Scalable doesn't mean fast by Mark Seemann
Recently I spent a couple of days with Thomas Jespersen who's working towards a launch of spiir.dk - on Windows Azure. The reason I got to talk to him was to see if I could help with some performance issues he had with Azure Table Storage.
The scenario is really simple: the application needs to load all of a user's bank transactions into memory to enable pretty advanced sorting and filtering. That sounds like a lot, but really isn't more than approximately 200 kB of data retrieved through a single query - so: there are no 1+N problems in play here, but even so it originally took more than two seconds. That's a bit long to wait before you can even start rendering a web page.
By tweaking his partitioning strategy and using parallel queries, Thomas managed to bring down the data retrieval time to approximately one second. Although stress testing indicated that this duration was very stable, even under load, it is still too slow. So we met to see what could be done.
Thomas had done a great job tweaking the query, so I couldn't really suggest some sort of secret API that would make it run significantly faster. Basically, we have to deal with Azure storage being based on REST and that there are a lot of things about run-time behavior we cannot control. Apart from designing a proper partitioning strategy, we can't add indexes to Azure Table Storage.
It was time to take a different approach.
As far as I can tell, Windows Azure is designed to be very scalable. However, just because scalability implies that you can handle an insane amount of work within acceptable time frames, it doesn't mean that you can extrapolate it to mean that under a light load, everything will be lightning fast. That's not the case at all.

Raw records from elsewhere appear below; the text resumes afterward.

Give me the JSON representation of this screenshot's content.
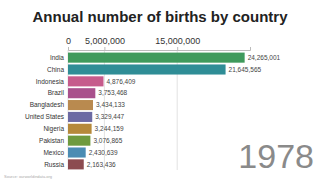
{
  "chart_data": {
    "type": "bar",
    "orientation": "horizontal",
    "title": "Annual number of births by country",
    "categories": [
      "India",
      "China",
      "Indonesia",
      "Brazil",
      "Bangladesh",
      "United States",
      "Nigeria",
      "Pakistan",
      "Mexico",
      "Russia"
    ],
    "values": [
      24265001,
      21645565,
      4876409,
      3753468,
      3434133,
      3329447,
      3244159,
      3076865,
      2430639,
      2163436
    ],
    "value_labels": [
      "24,265,001",
      "21,645,565",
      "4,876,409",
      "3,753,468",
      "3,434,133",
      "3,329,447",
      "3,244,159",
      "3,076,865",
      "2,430,639",
      "2,163,436"
    ],
    "colors": [
      "#3f9a5c",
      "#2f8d96",
      "#c65b8c",
      "#a9508c",
      "#b98a4f",
      "#6c6aa3",
      "#b5893a",
      "#6e9a3e",
      "#4b8cb3",
      "#8c4b50"
    ],
    "data_labels": true,
    "xlim": [
      0,
      25000000
    ],
    "xticks": [
      0,
      {
        "value": 5000000,
        "label": "5,000,000"
      },
      {
        "value": 15000000,
        "label": "15,000,000"
      }
    ],
    "grid": true,
    "annotations": [
      "1978",
      "Source: ourworldindata.org"
    ]
  }
}
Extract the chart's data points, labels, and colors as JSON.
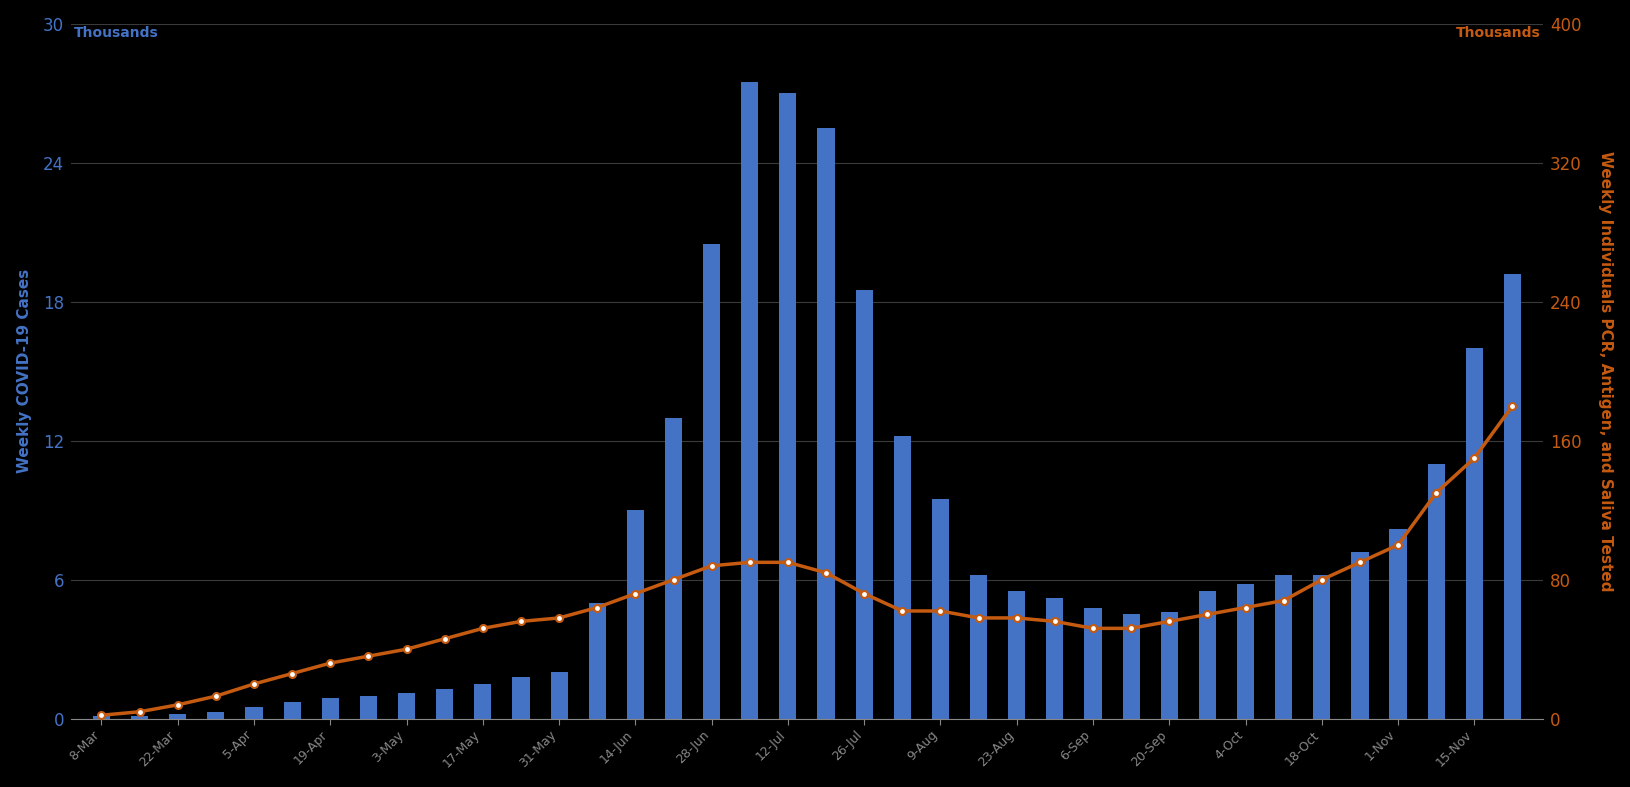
{
  "bar_color": "#4472C4",
  "line_color": "#C55A11",
  "marker_face": "#FFFFFF",
  "left_ylabel": "Weekly COVID-19 Cases",
  "right_ylabel": "Weekly Individuals PCR, Antigen, and Saliva Tested",
  "left_thousands": "Thousands",
  "right_thousands": "Thousands",
  "left_ylim": [
    0,
    30
  ],
  "right_ylim": [
    0,
    400
  ],
  "left_yticks": [
    0,
    6,
    12,
    18,
    24,
    30
  ],
  "right_yticks": [
    0,
    80,
    160,
    240,
    320,
    400
  ],
  "background_color": "#000000",
  "text_color_blue": "#4472C4",
  "text_color_orange": "#C55A11",
  "text_color_axis": "#888888",
  "grid_color": "#3a3a3a",
  "tick_labels": [
    "8-Mar",
    "22-Mar",
    "5-Apr",
    "19-Apr",
    "3-May",
    "17-May",
    "31-May",
    "14-Jun",
    "28-Jun",
    "12-Jul",
    "26-Jul",
    "9-Aug",
    "23-Aug",
    "6-Sep",
    "20-Sep",
    "4-Oct",
    "18-Oct",
    "1-Nov",
    "15-Nov"
  ],
  "tick_positions": [
    0,
    2,
    4,
    6,
    8,
    10,
    12,
    14,
    16,
    18,
    20,
    22,
    24,
    26,
    28,
    30,
    32,
    34,
    36
  ],
  "bar_values": [
    0.1,
    0.1,
    0.2,
    0.3,
    0.5,
    0.7,
    0.9,
    1.0,
    1.1,
    1.3,
    1.5,
    1.8,
    2.0,
    5.0,
    9.0,
    13.0,
    20.5,
    27.5,
    27.0,
    25.5,
    18.5,
    12.2,
    9.5,
    6.2,
    5.5,
    5.2,
    4.8,
    4.5,
    4.6,
    5.5,
    5.8,
    6.2,
    6.2,
    7.2,
    8.2,
    11.0,
    16.0,
    19.2
  ],
  "line_values": [
    2,
    4,
    8,
    13,
    20,
    26,
    32,
    36,
    40,
    46,
    52,
    56,
    58,
    64,
    72,
    80,
    88,
    90,
    90,
    84,
    72,
    62,
    62,
    58,
    58,
    56,
    52,
    52,
    56,
    60,
    64,
    68,
    80,
    90,
    100,
    130,
    150,
    180
  ]
}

Scalability means that performance characteristics remain stable from light to heavy load.
Consequently this means that if performance is adequate under heavy load, it will also be adequate under a light load. Azure Storage is first and foremost designed to be scalable, and as a second priority, as fast as possible.
As Thomas discovered, Azure Table Storage isn't particularly fast.

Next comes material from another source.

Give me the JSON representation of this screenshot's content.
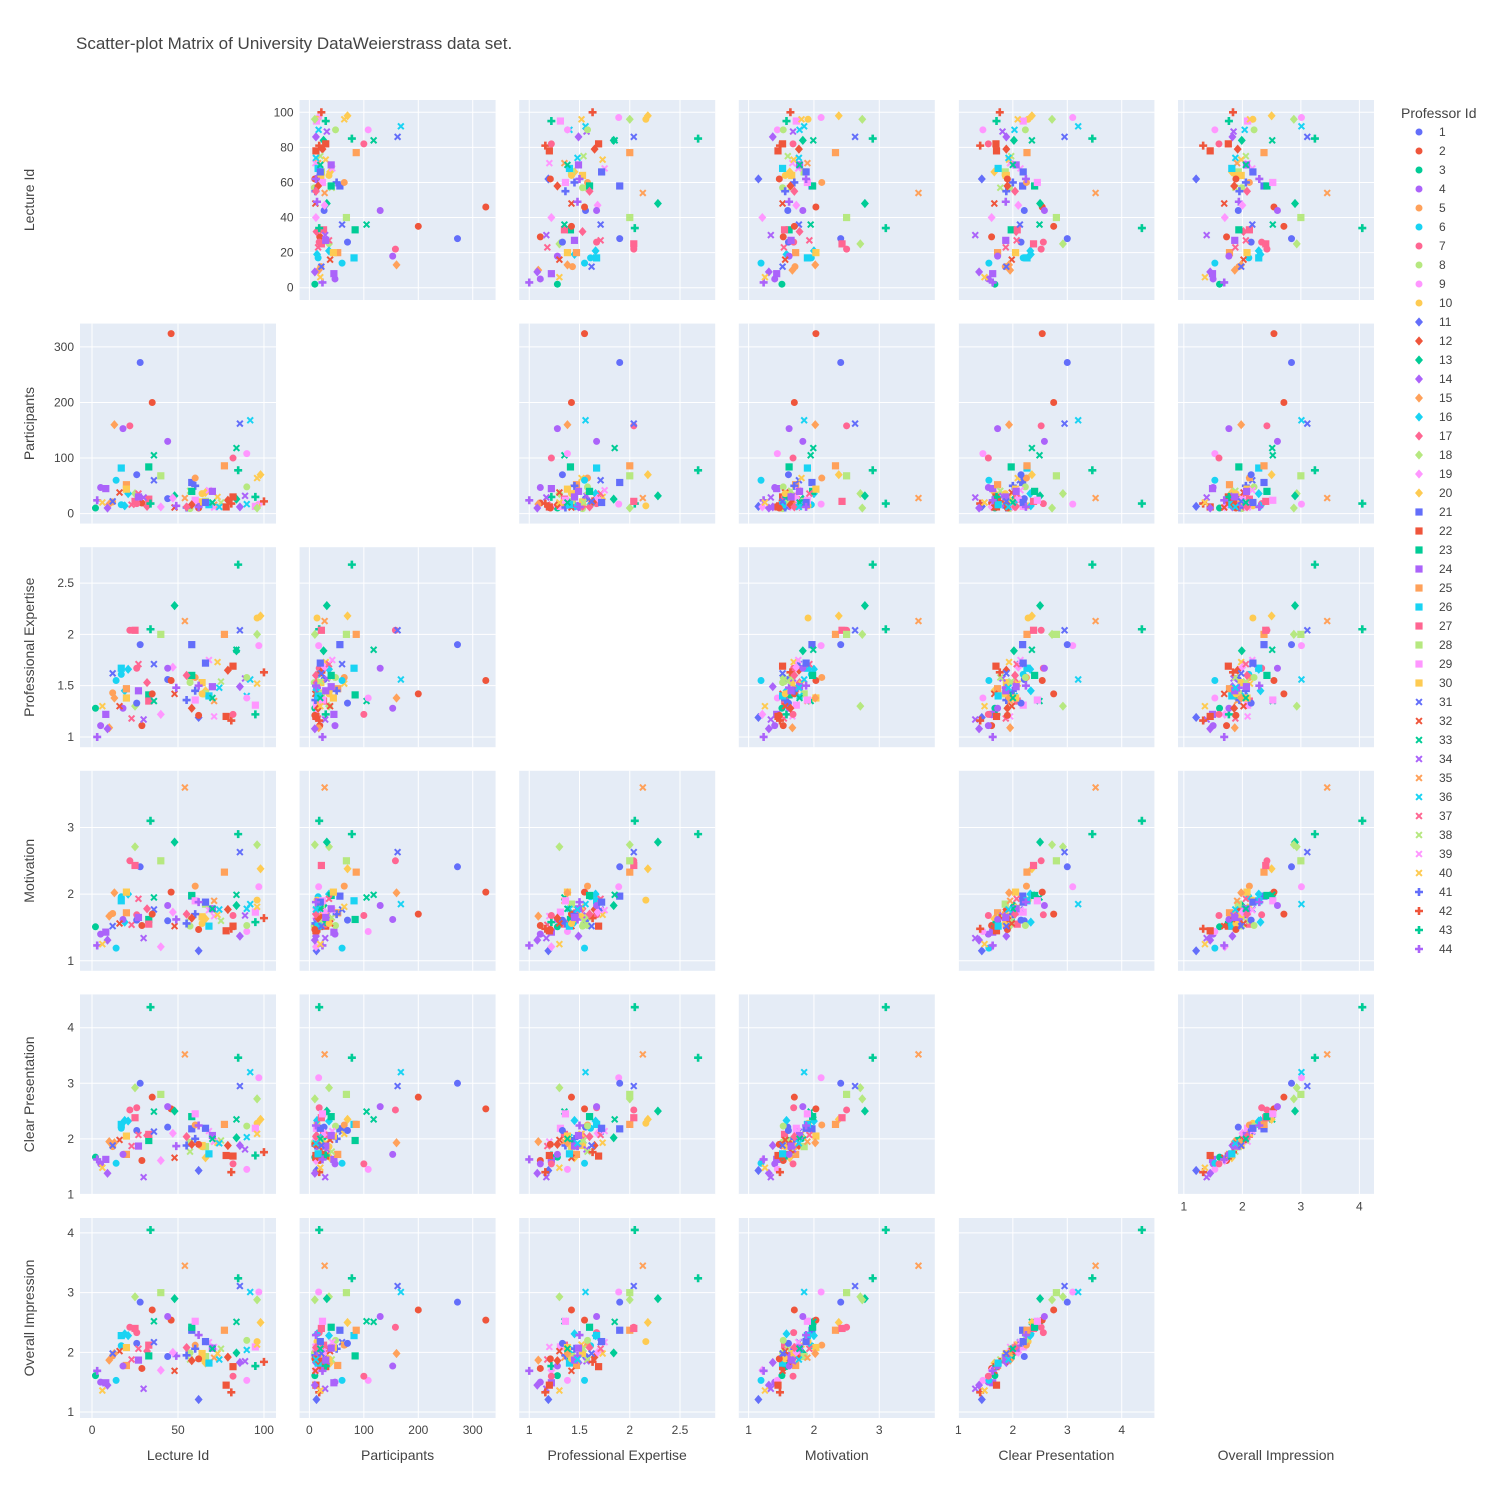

It may be a masochistic side of me that I'm not otherwise aware of, but I actually appreciate that. It makes us reassess our most basic assumptions.
The data that Thomas needs to read isn't particularly dynamic, so what if we take a snapshot of it? In short, we loaded all of a user's data into memory and serialized it to Azure Blob Storage.
Loading the same data from a binary serialized Blob took only 1/6 of the time it did to load it from Table Storage.
As it turns out, Thomas doesn't even need all the columns from the Table to populate the view, so we could even make the serialized Blob smaller yet.
At this point, however, we now have two representations of the same data: The original data in Table Storage, and a persistent cache in Blob Storage. The remaining challenge is to figure out how to keep these in sync.
This may seem like a hack, but is really represents a paradigm shift. Letting go of ACID opens up a lot of new opportunities.
Actually, I spend most of the next day trying to convince Thomas that CQRS would be the best approach, or that we could at least pick up some of the techniques from asynchronous, messaging based architectures, but that's another story.
The morale here is that on Azure, things may be slower than you are used to, but storage is (relatively) cheap, so denormalization can save you a lot of execution time.
Comments
Your comment about you letting go of ACID strikes me as odd. Basically you are just adding a cache in front of your table storage like people have done for ages so where in lies the paradigm shift in "letting go of ACID", are you speaking to people who have never cached data? Even people not using a cache will let go of ACID in most cases because they keep stale data in objects in their application and in best case do optimistic concurrency checks and worst case just let the last-to-write-win.
The same goes for the ACID comment. People don't seem to have too big of a problem with in-memory caches because somehow they know that these can't possibly be consistent. However, as soon as you start writing to a persistent store, you encounter knee-jerk reactions that all persisted data must be written and updated within transactions.
I'm not disagreeing with you. This is the basic premise behind CQRS and other scalable architectures. It's just not particularly widely known yet.